= Gloria Guissou =

Burkinabé karateka (born 1995)

Gloria Rachel Noela Guissou Kabré (born 24 December 1995) is a Burkinabé karateka and women's rights activist who was named Yennenga of the Year in 2023 for her work on promoting and developing female talent in sports in Burkina Faso. In 2019, she became the first Burkinabé woman to earn a medal at the African Games.

== Sports career ==
Guissou's father, Clément Guissou, was a master karateka and karate coach, who started training his daughter when she was five. Between 2012 and 2020, Guissou was Burkina Faso's national champion in the 68 kg category. At the 2019 African Games in Rabat, Morocco, Guissou earned a bronze medal after defeating Thabang Mosa Maleke from Botswana by 11 to 7 in the kumite +68 kg category. Guissou became the first Burkinabé woman to earn a medal at the African Games, and additionally was the first Burkinabé athlete, male or female, to earn a medal for karate. In recognition of her achievement, the Association of Sports Journalists of Burkina named her as the best karateka of 2019, as well as one of the top athletes of the year.

The government of Burkina Faso subsequently offered Guissou the opportunity to train in Europe, and Guissou expressed hope to participate in the 2020 Olympic Games in Tokyo, Japan. Guissou opted to remain in Burkina Faso after getting married, and after the 2020 Olympics were delayed to the COVID-19 pandemic, she publicly stated her uncertainty as to whether she would qualify, citing her husband's reluctance to wait another year before having a child.

== Activism ==
Guissou gained greater recognition in Burkina Faso following her African Games success, and subsequently spoke out in favour of gender equality in sports, criticising Burkinabé sporting associations for sending twice as many men to international sporting events than women, despite female Burkinabé athletes statistically earning twice as many medals as their male counterparts. Guissou also criticised cultural norms that led to the stigmatising of women in sport, including stating that her mother had been reluctant to permit Guissou to train as a karateka due to concerns it would negatively impact upon her marriage prospects.

Guissou subsequently set up a karate school for girls, as well as a local women's karate team, at the Avenir Karate Club in Paspanga.

In November 2021, Guissou established RINGO, a sports association that aimed to support female athletes both practically and mentally when participating in international competitions.

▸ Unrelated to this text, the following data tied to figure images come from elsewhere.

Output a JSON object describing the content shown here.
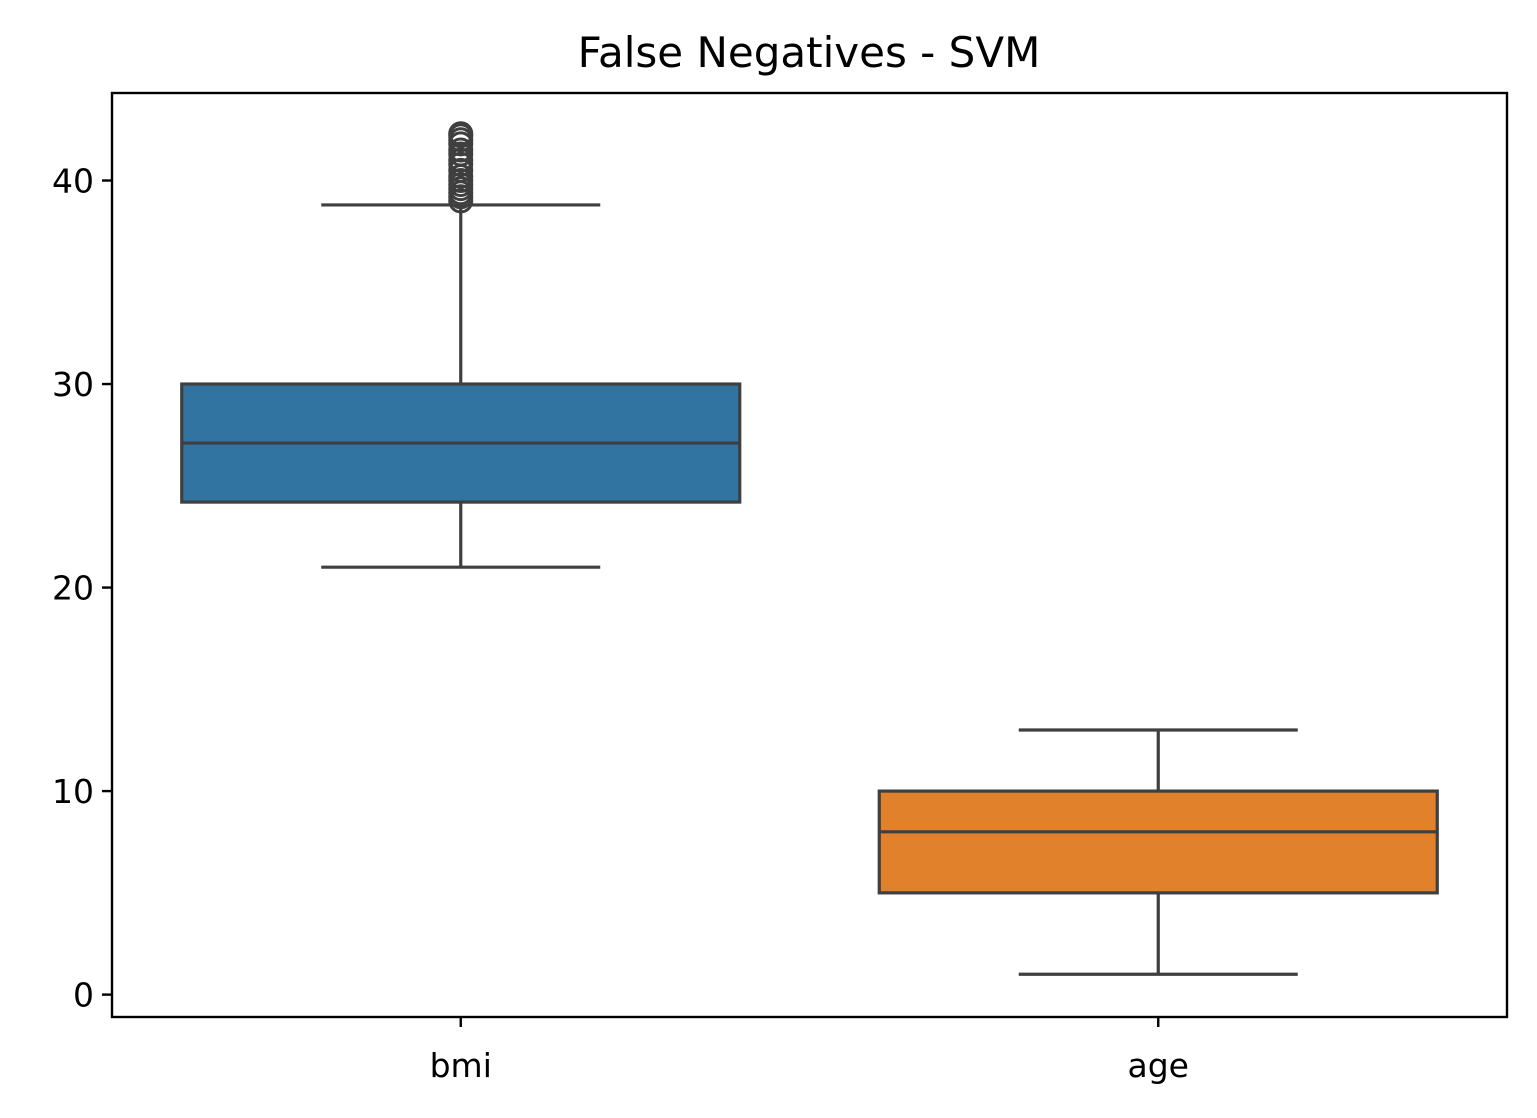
{
  "chart_data": {
    "type": "box",
    "title": "False Negatives - SVM",
    "xlabel": "",
    "ylabel": "",
    "categories": [
      "bmi",
      "age"
    ],
    "ylim": [
      -1.1,
      44.3
    ],
    "y_ticks": [
      0,
      10,
      20,
      30,
      40
    ],
    "grid": false,
    "legend": "none",
    "series": [
      {
        "category": "bmi",
        "color": "#3274a1",
        "whisker_low": 21.0,
        "q1": 24.2,
        "median": 27.1,
        "q3": 30.0,
        "whisker_high": 38.8,
        "outliers": [
          39.0,
          39.2,
          39.4,
          39.6,
          39.8,
          40.0,
          40.2,
          40.5,
          40.8,
          41.0,
          41.3,
          41.5,
          41.8,
          42.0,
          42.2,
          42.3
        ]
      },
      {
        "category": "age",
        "color": "#e1812c",
        "whisker_low": 1.0,
        "q1": 5.0,
        "median": 8.0,
        "q3": 10.0,
        "whisker_high": 13.0,
        "outliers": []
      }
    ]
  }
}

RINGO has gone on to expand its scope, including in 2024 launching an initiative to teach self-defence skills to Burkinabé women in all of the country's regions, citing gender violence that prevailed in Burkina Faso.

In addition to her sports work and activism, Guissou obtained a master's degree in water, hygiene and sanitation in the international cooperation sector from Ouagadougou Youth Polytechnic School. She interned with the European Union mission in Burkina Faso, and spent six months working as a chemist consultant in Mali.

== Recognition ==
In 2023, Guissou was named as Yennenga of the Year by Canal+ Burkina, in recognition of her work promoting and developing female talents in sport.